Ancient Rome has always attracted a lot of interest from historians and nonfiction writers, because it holds a lot of fame for its government and, most importantly, its Games. Chariot races, gladiator fights, animal fights, animal hunts, and even water games and fights were all stages in arenas like the colosseum for the Roman people to enjoy. Nowadays, people look back on this and can't even think what it would be like- to see people fighting to the death right in front of you. But in The Valiant, a novel by Lesley Livingston, you get not a view of what the games might have been like to witness, but what it might have been like to have fought in them- with a twist. Even though this book, unlike the majority of its predecessors, is fictional, it still contains the context and detail of Ancient Rome,although from the point of not a male gladiator (as it was historically), but a female one. In this novel, Fallon, the daughter of a Celtic king, is part of a society that resists Roman rule- at great personal costs. This means that people in their kingdom learn to be fighters- and Fallon is one of those fighters. On the eve of her seventeenth birthday, she hopes to gain status as a warrior in her father's royal war band.

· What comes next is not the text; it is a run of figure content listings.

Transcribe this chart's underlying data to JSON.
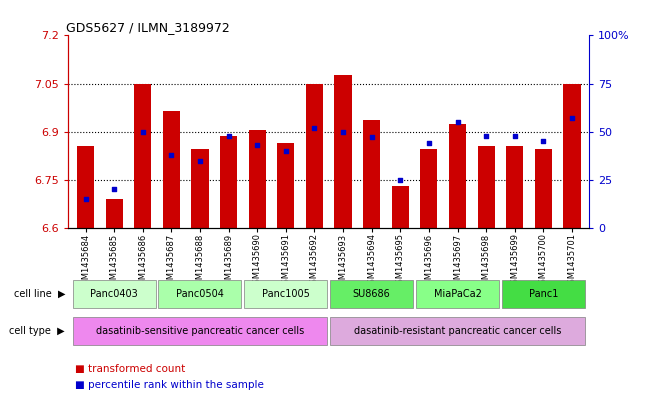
{
  "title": "GDS5627 / ILMN_3189972",
  "samples": [
    "GSM1435684",
    "GSM1435685",
    "GSM1435686",
    "GSM1435687",
    "GSM1435688",
    "GSM1435689",
    "GSM1435690",
    "GSM1435691",
    "GSM1435692",
    "GSM1435693",
    "GSM1435694",
    "GSM1435695",
    "GSM1435696",
    "GSM1435697",
    "GSM1435698",
    "GSM1435699",
    "GSM1435700",
    "GSM1435701"
  ],
  "red_values": [
    6.855,
    6.69,
    7.05,
    6.965,
    6.845,
    6.885,
    6.905,
    6.865,
    7.05,
    7.075,
    6.935,
    6.73,
    6.845,
    6.925,
    6.855,
    6.855,
    6.845,
    7.05
  ],
  "blue_percentiles": [
    15,
    20,
    50,
    38,
    35,
    48,
    43,
    40,
    52,
    50,
    47,
    25,
    44,
    55,
    48,
    48,
    45,
    57
  ],
  "ylim_left": [
    6.6,
    7.2
  ],
  "ylim_right": [
    0,
    100
  ],
  "yticks_left": [
    6.6,
    6.75,
    6.9,
    7.05,
    7.2
  ],
  "yticks_right": [
    0,
    25,
    50,
    75,
    100
  ],
  "ytick_labels_left": [
    "6.6",
    "6.75",
    "6.9",
    "7.05",
    "7.2"
  ],
  "ytick_labels_right": [
    "0",
    "25",
    "50",
    "75",
    "100%"
  ],
  "cell_line_groups": [
    {
      "label": "Panc0403",
      "start": 0,
      "end": 2,
      "color": "#ccffcc"
    },
    {
      "label": "Panc0504",
      "start": 3,
      "end": 5,
      "color": "#aaffaa"
    },
    {
      "label": "Panc1005",
      "start": 6,
      "end": 8,
      "color": "#ccffcc"
    },
    {
      "label": "SU8686",
      "start": 9,
      "end": 11,
      "color": "#66ee66"
    },
    {
      "label": "MiaPaCa2",
      "start": 12,
      "end": 14,
      "color": "#88ff88"
    },
    {
      "label": "Panc1",
      "start": 15,
      "end": 17,
      "color": "#44dd44"
    }
  ],
  "cell_type_groups": [
    {
      "label": "dasatinib-sensitive pancreatic cancer cells",
      "start": 0,
      "end": 8,
      "color": "#ee88ee"
    },
    {
      "label": "dasatinib-resistant pancreatic cancer cells",
      "start": 9,
      "end": 17,
      "color": "#ddaadd"
    }
  ],
  "bar_color": "#cc0000",
  "dot_color": "#0000cc",
  "bar_width": 0.6,
  "left_axis_color": "#cc0000",
  "right_axis_color": "#0000cc"
}
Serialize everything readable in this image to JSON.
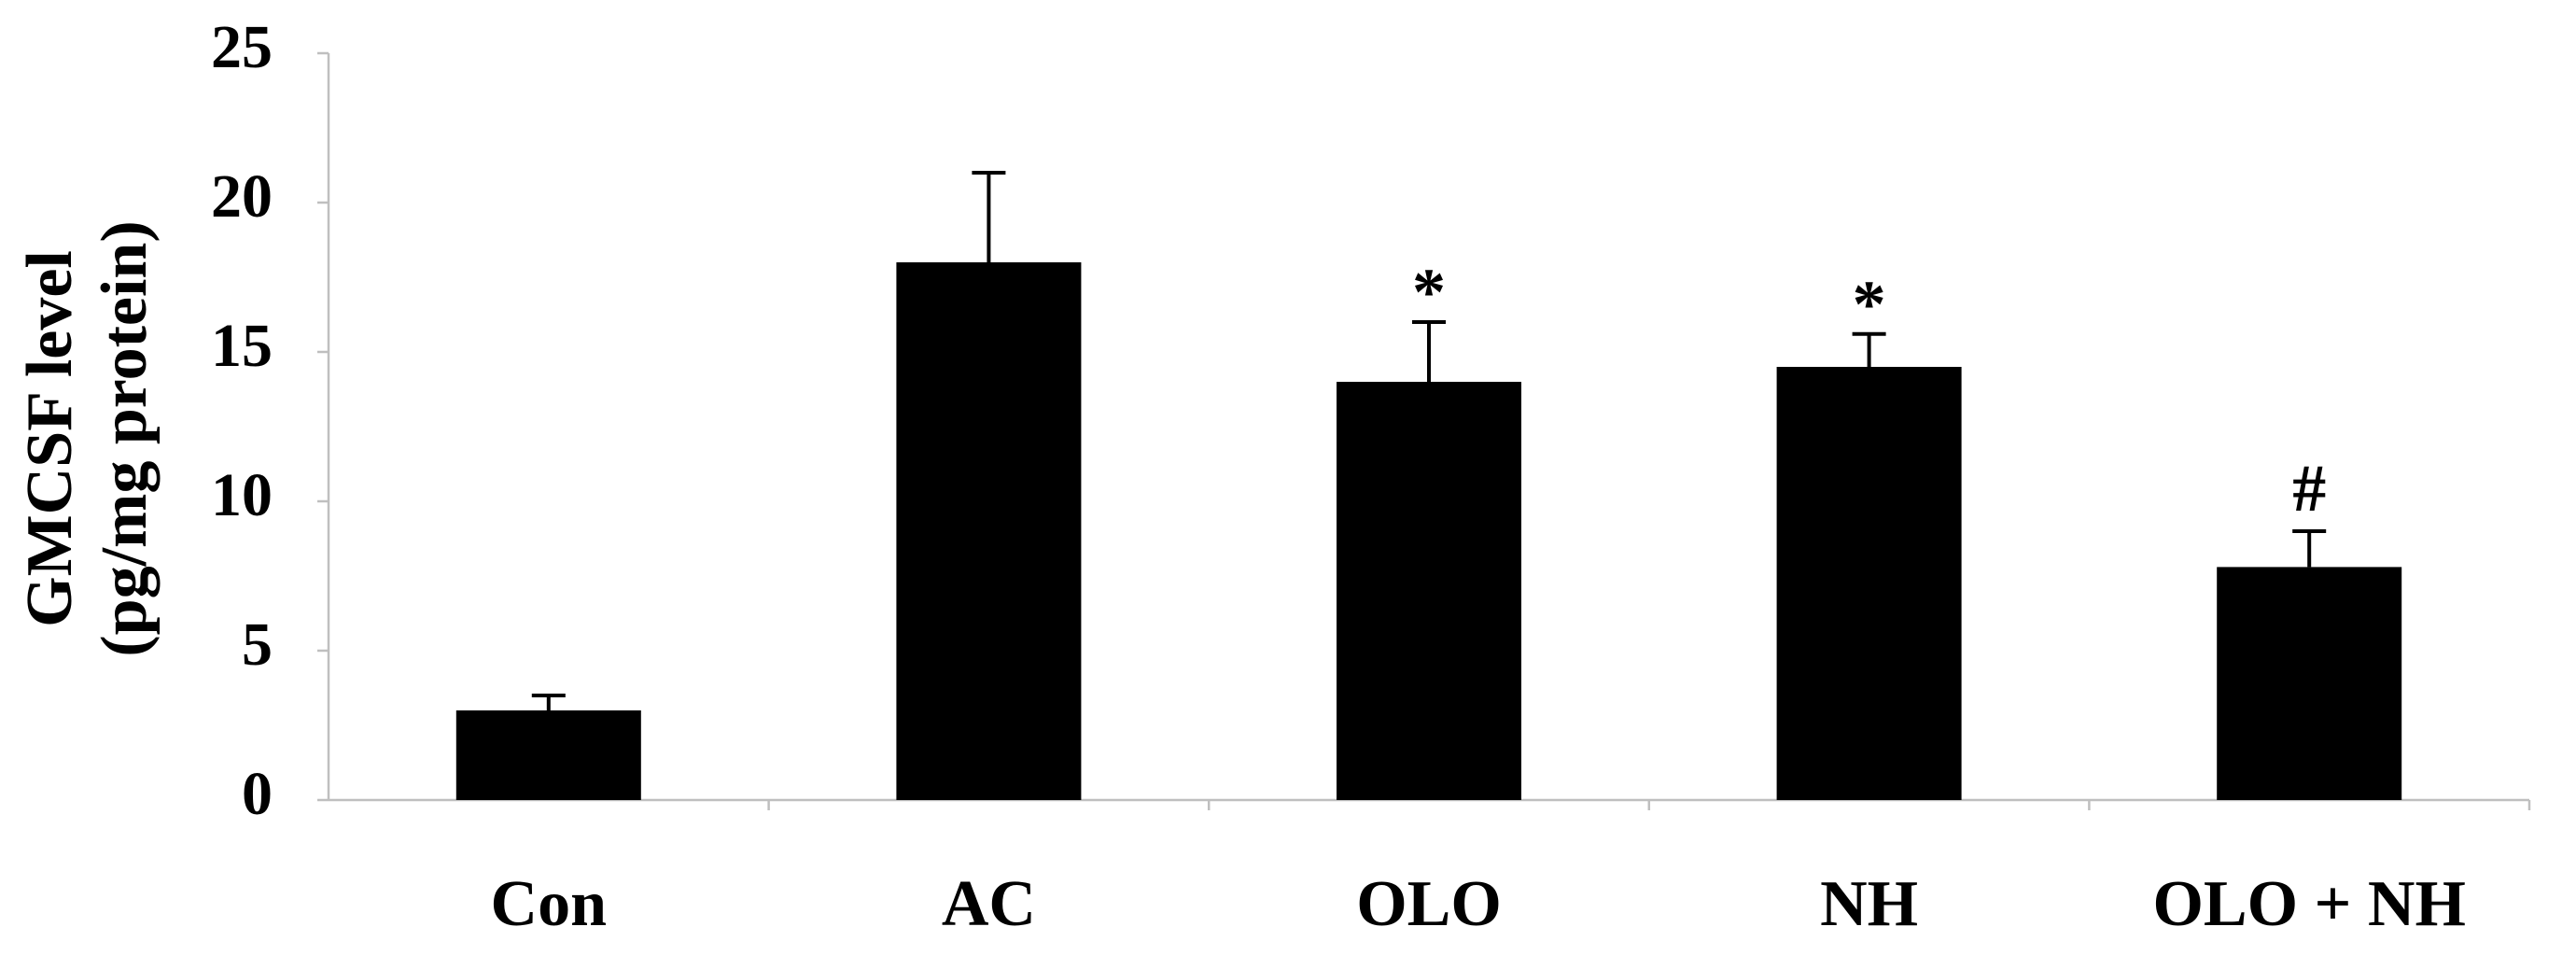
{
  "chart_data": {
    "type": "bar",
    "categories": [
      "Con",
      "AC",
      "OLO",
      "NH",
      "OLO + NH"
    ],
    "values": [
      3.0,
      18.0,
      14.0,
      14.5,
      7.8
    ],
    "error_upper": [
      3.5,
      21.0,
      16.0,
      15.6,
      9.0
    ],
    "annotations": [
      "",
      "",
      "*",
      "*",
      "#"
    ],
    "title": "",
    "xlabel": "",
    "ylabel_lines": [
      "GMCSF level",
      "(pg/mg protein)"
    ],
    "ylim": [
      0,
      25
    ],
    "yticks": [
      0,
      5,
      10,
      15,
      20,
      25
    ],
    "grid": false,
    "bar_color": "#000000",
    "axis_color": "#bfbfbf"
  }
}
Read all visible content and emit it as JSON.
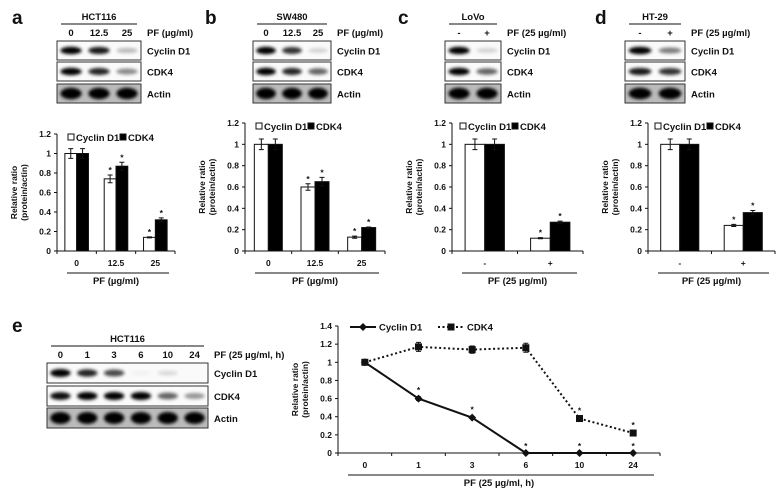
{
  "panels": [
    {
      "letter": "a",
      "cell_line": "HCT116",
      "treatment_label": "PF (µg/ml)",
      "lanes": [
        "0",
        "12.5",
        "25"
      ],
      "rows": [
        "Cyclin D1",
        "CDK4",
        "Actin"
      ]
    },
    {
      "letter": "b",
      "cell_line": "SW480",
      "treatment_label": "PF (µg/ml)",
      "lanes": [
        "0",
        "12.5",
        "25"
      ],
      "rows": [
        "Cyclin D1",
        "CDK4",
        "Actin"
      ]
    },
    {
      "letter": "c",
      "cell_line": "LoVo",
      "treatment_label": "PF (25 µg/ml)",
      "lanes": [
        "-",
        "+"
      ],
      "rows": [
        "Cyclin D1",
        "CDK4",
        "Actin"
      ]
    },
    {
      "letter": "d",
      "cell_line": "HT-29",
      "treatment_label": "PF (25 µg/ml)",
      "lanes": [
        "-",
        "+"
      ],
      "rows": [
        "Cyclin D1",
        "CDK4",
        "Actin"
      ]
    },
    {
      "letter": "e",
      "cell_line": "HCT116",
      "treatment_label": "PF (25 µg/ml, h)",
      "lanes": [
        "0",
        "1",
        "3",
        "6",
        "10",
        "24"
      ],
      "rows": [
        "Cyclin D1",
        "CDK4",
        "Actin"
      ]
    }
  ],
  "chart_data": [
    {
      "panel": "a",
      "type": "bar",
      "ylabel": [
        "Relative ratio",
        "(protein/actin)"
      ],
      "xlabel": "PF (µg/ml)",
      "categories": [
        "0",
        "12.5",
        "25"
      ],
      "ylim": [
        0,
        1.2
      ],
      "yticks": [
        "0",
        "0.2",
        "0.4",
        "0.6",
        "0.8",
        "1",
        "1.2"
      ],
      "legend": "top",
      "series": [
        {
          "name": "Cyclin D1",
          "fill": "#ffffff",
          "values": [
            1.0,
            0.74,
            0.14
          ],
          "errors": [
            0.05,
            0.04,
            0.005
          ],
          "marks": [
            "",
            "*",
            "*"
          ]
        },
        {
          "name": "CDK4",
          "fill": "#000000",
          "values": [
            1.0,
            0.87,
            0.32
          ],
          "errors": [
            0.05,
            0.04,
            0.02
          ],
          "marks": [
            "",
            "*",
            "*"
          ]
        }
      ]
    },
    {
      "panel": "b",
      "type": "bar",
      "ylabel": [
        "Relative ratio",
        "(protein/actin)"
      ],
      "xlabel": "PF (µg/ml)",
      "categories": [
        "0",
        "12.5",
        "25"
      ],
      "ylim": [
        0,
        1.2
      ],
      "yticks": [
        "0",
        "0.2",
        "0.4",
        "0.6",
        "0.8",
        "1",
        "1.2"
      ],
      "legend": "top",
      "series": [
        {
          "name": "Cyclin D1",
          "fill": "#ffffff",
          "values": [
            1.0,
            0.6,
            0.13
          ],
          "errors": [
            0.05,
            0.03,
            0.01
          ],
          "marks": [
            "",
            "*",
            "*"
          ]
        },
        {
          "name": "CDK4",
          "fill": "#000000",
          "values": [
            1.0,
            0.65,
            0.22
          ],
          "errors": [
            0.05,
            0.04,
            0.005
          ],
          "marks": [
            "",
            "*",
            "*"
          ]
        }
      ]
    },
    {
      "panel": "c",
      "type": "bar",
      "ylabel": [
        "Relative ratio",
        "(protein/actin)"
      ],
      "xlabel": "PF (25 µg/ml)",
      "categories": [
        "-",
        "+"
      ],
      "ylim": [
        0,
        1.2
      ],
      "yticks": [
        "0",
        "0.2",
        "0.4",
        "0.6",
        "0.8",
        "1",
        "1.2"
      ],
      "legend": "top",
      "series": [
        {
          "name": "Cyclin D1",
          "fill": "#ffffff",
          "values": [
            1.0,
            0.12
          ],
          "errors": [
            0.05,
            0.005
          ],
          "marks": [
            "",
            "*"
          ]
        },
        {
          "name": "CDK4",
          "fill": "#000000",
          "values": [
            1.0,
            0.27
          ],
          "errors": [
            0.05,
            0.01
          ],
          "marks": [
            "",
            "*"
          ]
        }
      ]
    },
    {
      "panel": "d",
      "type": "bar",
      "ylabel": [
        "Relative ratio",
        "(protein/actin)"
      ],
      "xlabel": "PF (25 µg/ml)",
      "categories": [
        "-",
        "+"
      ],
      "ylim": [
        0,
        1.2
      ],
      "yticks": [
        "0",
        "0.2",
        "0.4",
        "0.6",
        "0.8",
        "1",
        "1.2"
      ],
      "legend": "top",
      "series": [
        {
          "name": "Cyclin D1",
          "fill": "#ffffff",
          "values": [
            1.0,
            0.24
          ],
          "errors": [
            0.05,
            0.01
          ],
          "marks": [
            "",
            "*"
          ]
        },
        {
          "name": "CDK4",
          "fill": "#000000",
          "values": [
            1.0,
            0.36
          ],
          "errors": [
            0.05,
            0.02
          ],
          "marks": [
            "",
            "*"
          ]
        }
      ]
    },
    {
      "panel": "e",
      "type": "line",
      "ylabel": [
        "Relative ratio",
        "(protein/actin)"
      ],
      "xlabel": "PF (25 µg/ml, h)",
      "categories": [
        "0",
        "1",
        "3",
        "6",
        "10",
        "24"
      ],
      "ylim": [
        0,
        1.4
      ],
      "yticks": [
        "0",
        "0.2",
        "0.4",
        "0.6",
        "0.8",
        "1",
        "1.2",
        "1.4"
      ],
      "legend": "top",
      "series": [
        {
          "name": "Cyclin D1",
          "style": "solid",
          "marker": "diamond",
          "values": [
            1.0,
            0.6,
            0.39,
            0,
            0,
            0
          ],
          "errors": [
            0.03,
            0.02,
            0.01,
            0,
            0,
            0
          ],
          "marks": [
            "",
            "*",
            "*",
            "*",
            "*",
            "*"
          ]
        },
        {
          "name": "CDK4",
          "style": "dotted",
          "marker": "square",
          "values": [
            1.0,
            1.17,
            1.14,
            1.16,
            0.38,
            0.22
          ],
          "errors": [
            0.03,
            0.05,
            0.04,
            0.05,
            0.01,
            0.01
          ],
          "marks": [
            "",
            "",
            "",
            "",
            "*",
            "*"
          ]
        }
      ]
    }
  ]
}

On this same eve, a chain of surprising, and somewhat unfortunate, events ensue that carries her all the way to Rome- but not in the stands, where the Roman people all get to enjoy the games. Instead, she is introduced to the life of a gladiator- in which you kill, or die.
A thrilling adventure that enamors the audience with its fantastical plot, while including a fair number of historical details such as Caesar and Cleopatra, the types of gladiator, the tribune of the plebs, and the grammatical structure of diminutives in latin, this novel is completely enjoyable as well as one that completely absorbs the reader.

If this book was a meal, I think that it would be lentils with coriander. This dish is an enjoyable, consciously healthy dish- and the book is fiction, yet with some historical facts- it contains enough fantasy to spark your imagination while still giving you some historical background (just like healthy food tasting good). A classic Roman dish, lentils with coriander uses lentils (one of the foods commonly used in Ancient Rome) as well as many spices acquired in that region of the world at the time. Lentils represent the book because lentils were one of the Roman staples of food. They were used commonly in many recipes, and hold a fair amount of nutritional value that helped a lot of people to stay healthy. This book captures the essence of the gladiator games, which was another essence of the Roman times- they used the games for happiness. The spices used in this dish are representative of all of the historical tidbits thrown into this novel- the latin grammar of the diminutives, latin vocabulary for gladiator kinds, etc. These facts added a little spice to the gladiator games and the book, just like these spices add to the taste of lentils, which-like the gladiator games-are a Roman staple.
This is a really good book, but I still would have enjoyed a little more Ancient Roman and Latin input. I give it 4 stars out of 5.